For this last article, Fudge et al. took samples from 19 different species of hagfish, large and small, took microscopic images, and carefully measured the size and shape of the wire cells in those images. The resulting database incorporated measurements from over 11,700 cells harvested from 87 hagfish (the latter measuring between 10 and 80 cm in length).

The thread cells of the hagfish glands vary 50 times in volume, the body length varying between 10 and 128 cm.
Enlarge / The thread cells of the hagfish glands vary 50 times in volume, the body length varying between 10 and 128 cm.

Yu Zeng et al., 2021

They found that these thread-like cells were extremely large, compared to similar cells in vertebrates – larger than abdominal fat cells in elephants, in fact. Even more intriguing, the size of these cells turns out to be highly dependent on the body size of the hagfish. There are other examples in nature of this type of scaling.

For example, geckos and other creatures that use sticky pads to climb exhibit a scale exponent of about 0.35 when it comes to the size of their pads in relation to body mass. And some species of spiders produce dragline silk that varies in diameter with body mass with an exponent between 0.37 and 0.39. But the exponent of scaling Fudge et al. found in their hagfish wire cells was 0.55, significantly greater than any other known scaling exponent in vertebrates.

“Our work showed the greatest exponent of scaling known in animal cells,” said co-author Yu Zeng. This means that, on the hagfish evolution tree, the large species all make large, thread-like cells, despite being far apart.
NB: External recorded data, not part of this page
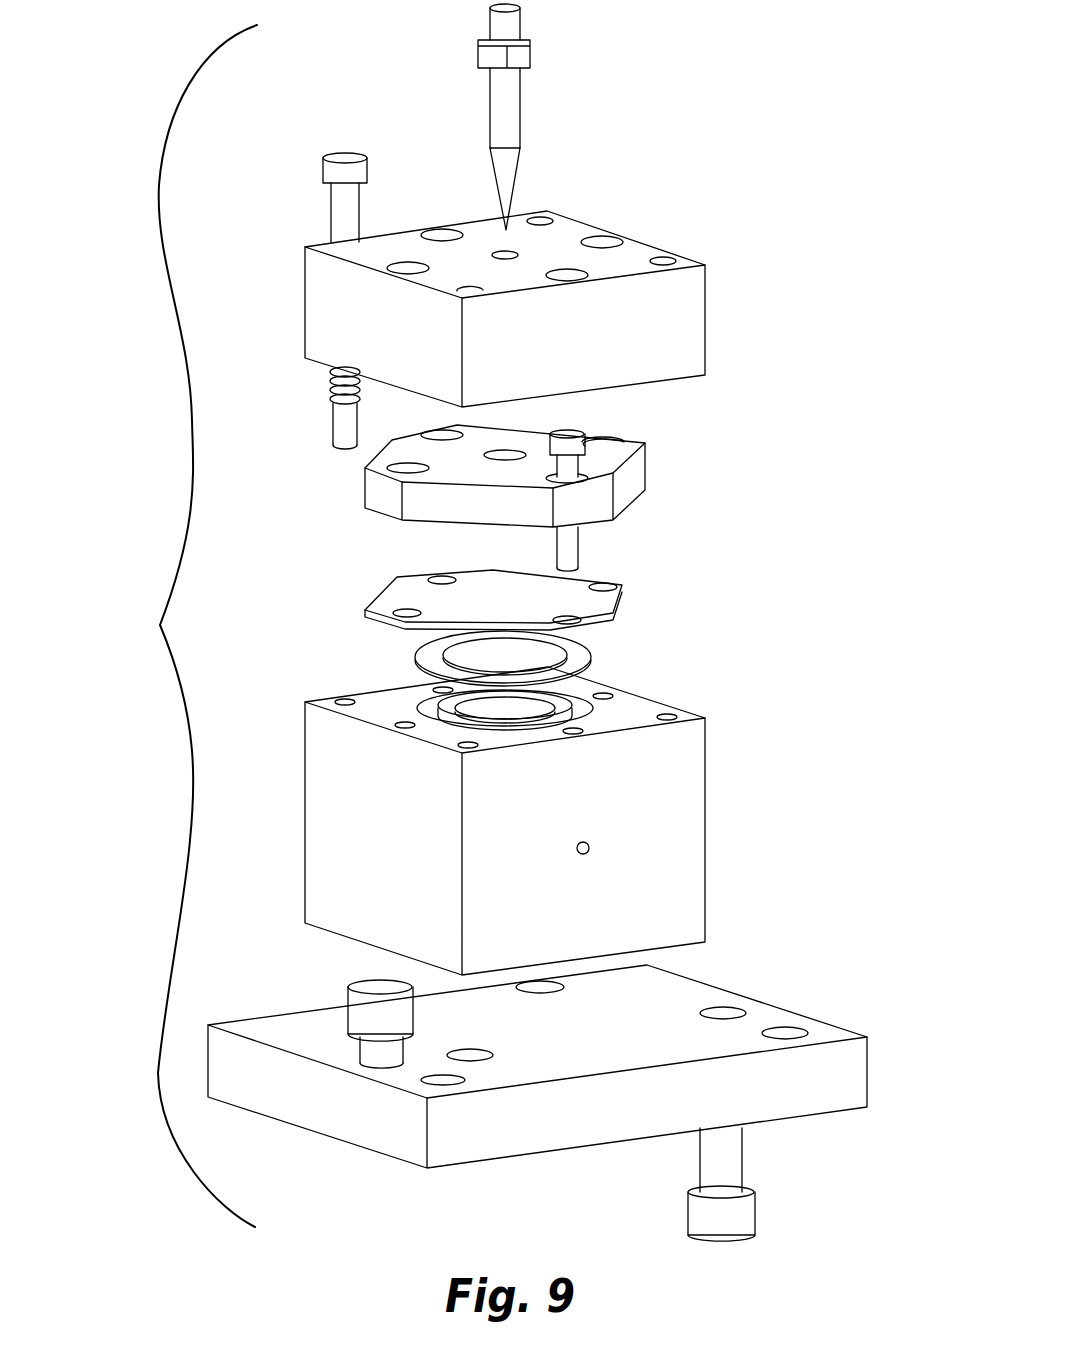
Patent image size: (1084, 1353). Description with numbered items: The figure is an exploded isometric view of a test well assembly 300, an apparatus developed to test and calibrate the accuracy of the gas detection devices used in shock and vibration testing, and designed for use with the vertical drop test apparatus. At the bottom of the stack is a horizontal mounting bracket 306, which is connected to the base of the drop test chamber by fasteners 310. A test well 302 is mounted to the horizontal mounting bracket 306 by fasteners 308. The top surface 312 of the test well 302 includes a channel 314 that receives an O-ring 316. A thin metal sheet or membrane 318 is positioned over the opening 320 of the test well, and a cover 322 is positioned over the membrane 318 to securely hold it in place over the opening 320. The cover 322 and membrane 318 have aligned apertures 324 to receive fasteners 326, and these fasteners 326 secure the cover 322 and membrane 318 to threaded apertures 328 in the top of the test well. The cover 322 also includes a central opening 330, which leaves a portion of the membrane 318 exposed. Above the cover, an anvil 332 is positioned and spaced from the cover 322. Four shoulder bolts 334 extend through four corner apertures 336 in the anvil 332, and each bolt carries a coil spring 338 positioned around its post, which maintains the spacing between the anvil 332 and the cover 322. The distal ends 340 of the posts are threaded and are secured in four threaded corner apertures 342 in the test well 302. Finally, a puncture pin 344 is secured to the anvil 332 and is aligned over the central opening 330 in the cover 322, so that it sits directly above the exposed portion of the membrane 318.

The test well assembly 300 is at (176, 626).
The test well 302 is at (648, 873).
The horizontal mounting bracket 306 is at (827, 1025).
The fasteners 308 is at (745, 1212).
The fasteners 310 is at (362, 1010).
The top surface 312 is at (380, 710).
The channel 314 is at (438, 717).
The O-ring 316 is at (587, 655).
The membrane 318 is at (643, 592).
The opening 320 is at (508, 713).
The cover 322 is at (633, 477).
The aligned apertures 324 is at (404, 468).
The fasteners 326 is at (570, 438).
The threaded apertures 328 is at (443, 688).
The central opening 330 is at (505, 455).
The anvil 332 is at (690, 303).
The shoulder bolts 334 is at (347, 210).
The corner apertures 336 is at (545, 220).
The coil spring 338 is at (330, 382).
The distal ends 340 is at (343, 442).
The threaded corner apertures 342 is at (345, 702).
The puncture pin 344 is at (508, 89).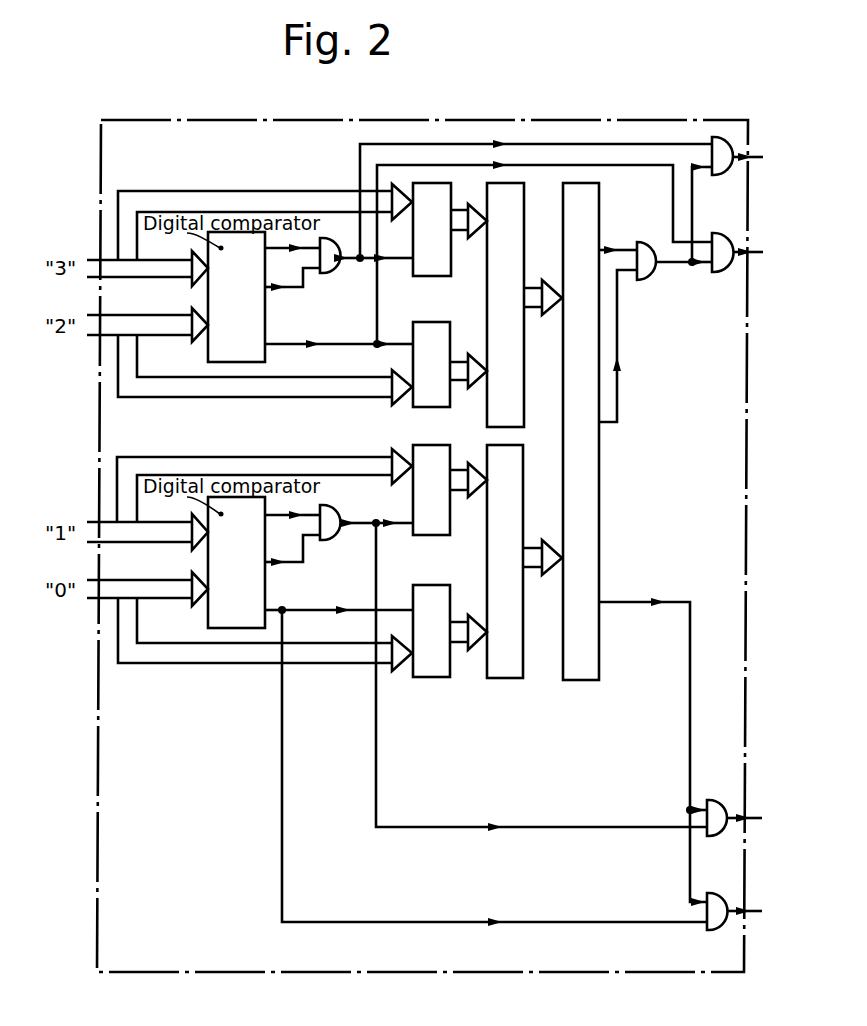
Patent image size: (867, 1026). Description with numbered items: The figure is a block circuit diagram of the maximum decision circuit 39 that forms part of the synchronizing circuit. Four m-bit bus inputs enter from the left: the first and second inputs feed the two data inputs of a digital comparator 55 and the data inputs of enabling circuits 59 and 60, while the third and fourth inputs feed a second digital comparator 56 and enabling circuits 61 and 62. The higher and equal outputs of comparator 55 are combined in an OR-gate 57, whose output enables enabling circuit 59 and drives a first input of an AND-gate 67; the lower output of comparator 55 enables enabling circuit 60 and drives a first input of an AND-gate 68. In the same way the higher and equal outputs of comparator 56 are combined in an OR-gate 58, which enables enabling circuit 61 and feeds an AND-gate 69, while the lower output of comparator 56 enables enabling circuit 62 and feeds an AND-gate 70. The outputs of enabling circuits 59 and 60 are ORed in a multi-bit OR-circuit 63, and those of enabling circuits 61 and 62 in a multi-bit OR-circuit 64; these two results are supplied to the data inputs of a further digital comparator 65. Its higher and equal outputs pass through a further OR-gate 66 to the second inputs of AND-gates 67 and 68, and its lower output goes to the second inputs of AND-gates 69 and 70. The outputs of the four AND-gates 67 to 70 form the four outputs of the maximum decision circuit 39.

The maximum decision circuit 39 is at (483, 972).
The digital comparator 55 is at (265, 300).
The digital comparator 56 is at (265, 570).
The OR-gate 57 is at (335, 273).
The OR-gate 58 is at (335, 540).
The enabling circuit 59 is at (450, 276).
The enabling circuit 60 is at (450, 407).
The enabling circuit 61 is at (450, 535).
The enabling circuit 62 is at (450, 677).
The multi-bit OR-circuit 63 is at (524, 360).
The multi-bit OR-circuit 64 is at (523, 625).
The digital comparator 65 is at (598, 625).
The OR-gate 66 is at (645, 280).
The AND-gate 67 is at (722, 175).
The AND-gate 68 is at (722, 272).
The AND-gate 69 is at (718, 836).
The AND-gate 70 is at (718, 930).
The authors hypothesize that the unusual characteristic could be the result of an evolutionary selection linked to the mechanical properties of the wire cells. “Very little is known about the behavioral ecology of hagfish, particularly how it changes with body size,” Yu said. “Our study suggests that body size-dependent interactions with predators have resulted in profound changes in the defensive slime of the hagfish and these changes can be seen at the cellular and subcellular level. “

The team’s models showed that the threads get thicker and longer in the larger cells of large hagfish, which can produce threads about 4 micrometers thick and 20 centimeters long. It is the largest intracellular fiber known in animals, comparable in size to keratin fibers and spider bristles. And like these examples, the threads in hagfish slime rely on the coordination between many cells. At some point in their growth cycle, the intracellular protein fibers of hagfish mucus “undergo a phase transition,” according to the authors, “where individuals [fibers] condense with their neighbors into a much larger intracellular fiber superstructure. “

So what could this scaling feature (and the resulting larger threads) provide a scalable advantage? “There are several ways that the larger threads can be useful for larger hagfish,” Fudge said. “Thicker threads can withstand more force before breaking and make the slime stronger and better able to stay on the gills of a large and powerful fish predator. Longer threads have a similar advantage in this sense. that they can extend for greater distances between the gill arches of large predators. Longer wires are also more likely to produce larger volumes of mud, which improves its use as a deterrent against large predators. .

Future studies will focus on studying how each wire wraps such a complex structure in a tiny cell, according to Yu.

DOI: Current Biology, 2021. 10.1016 / j.cub.2021.08.066 (About DOIs).